Using client nodes for reducing memory pressure from data nodes

Hi ,
ES version 1.7.5 .

We have high memory pressure in our data nodes mainly by segments memory ( around 65% of the memory ) .
This left enough very small memory for queris and we keep getting OLD GC's .

We considure using client nodes for reducing the pressure from the data nodes .

Our querys main use cases are :

  1. pulling querys - its a simple querys that pull 5000 events from ES , order by desc by one of the the columns that we have on the events index .
  2. We have some aggrigations .

We add one client node to our prod env , and run most of our use cases querys on top of it , when i monitor the JVM utilization of the client node during query execution , i see very minor utilization per query comparing to what i see when we run it directly on one of the data node . Its seems like the client node do very small part of the execution . For the first use case I would except to see some memory utilization as it should bring all the data from the data nodes and perform and sort it localy on the client node , but the utiliztion is so small , so i guess its run on one of the data nodes , and we get the end result ( our assumtion was that client node suppose to act as reducer node that get the data from the data nodes and do the sort locay )

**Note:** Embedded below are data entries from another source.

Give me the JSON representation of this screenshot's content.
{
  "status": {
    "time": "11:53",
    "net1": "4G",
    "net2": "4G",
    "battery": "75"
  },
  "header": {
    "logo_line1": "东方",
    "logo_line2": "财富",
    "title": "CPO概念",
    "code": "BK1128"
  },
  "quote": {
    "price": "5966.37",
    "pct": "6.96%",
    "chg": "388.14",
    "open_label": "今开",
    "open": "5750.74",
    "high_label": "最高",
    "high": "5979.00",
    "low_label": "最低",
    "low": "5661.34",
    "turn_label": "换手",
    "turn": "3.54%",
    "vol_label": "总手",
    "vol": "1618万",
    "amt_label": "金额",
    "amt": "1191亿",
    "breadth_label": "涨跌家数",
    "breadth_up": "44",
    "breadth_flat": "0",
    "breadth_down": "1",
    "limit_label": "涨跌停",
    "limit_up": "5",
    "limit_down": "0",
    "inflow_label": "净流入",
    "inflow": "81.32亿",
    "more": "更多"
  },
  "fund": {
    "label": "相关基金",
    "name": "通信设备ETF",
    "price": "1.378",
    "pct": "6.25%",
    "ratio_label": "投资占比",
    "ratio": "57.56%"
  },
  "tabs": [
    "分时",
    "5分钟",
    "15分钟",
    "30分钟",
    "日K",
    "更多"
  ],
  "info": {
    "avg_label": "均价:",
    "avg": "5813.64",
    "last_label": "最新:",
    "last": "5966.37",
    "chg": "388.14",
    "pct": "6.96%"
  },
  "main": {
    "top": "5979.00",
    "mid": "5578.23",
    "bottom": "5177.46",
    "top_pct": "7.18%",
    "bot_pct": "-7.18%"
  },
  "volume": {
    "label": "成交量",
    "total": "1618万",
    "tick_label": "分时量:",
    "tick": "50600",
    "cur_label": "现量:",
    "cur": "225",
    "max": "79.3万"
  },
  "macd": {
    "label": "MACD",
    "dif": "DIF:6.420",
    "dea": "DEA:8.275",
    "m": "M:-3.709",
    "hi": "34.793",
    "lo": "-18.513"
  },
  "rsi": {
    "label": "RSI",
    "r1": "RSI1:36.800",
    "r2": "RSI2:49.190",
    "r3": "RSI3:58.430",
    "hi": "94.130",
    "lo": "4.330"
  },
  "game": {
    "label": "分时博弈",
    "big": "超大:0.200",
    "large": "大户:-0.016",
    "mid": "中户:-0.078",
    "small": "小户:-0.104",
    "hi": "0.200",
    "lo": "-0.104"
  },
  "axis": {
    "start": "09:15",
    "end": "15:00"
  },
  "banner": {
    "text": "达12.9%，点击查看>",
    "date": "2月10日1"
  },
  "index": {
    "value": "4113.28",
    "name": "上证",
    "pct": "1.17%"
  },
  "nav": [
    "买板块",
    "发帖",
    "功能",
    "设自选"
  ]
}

Any idea if client nodes is good for our use case , or when client nodes will be useful

Thanks

Dedicated client nodes take some load away from the data nodes, e.g. request parsing and collection of results from the data nodes. To what extent it will help depends on your query types and patterns. If it does not help much in your use case, it may be better to try and address the main source of the problem, which based on your description seems to be segment memory.

How much data do you have in the cluster? How many indices and shards do you have in the cluster? What is the size and specification of the cluster?

where the sort suppose to run ? on the data node or on the data node (On our first use case )

"collection of results from the data nodes." - can you elborate more on this part ?

And Thanks for helping

This topic was automatically closed 28 days after the last reply. New replies are no longer allowed.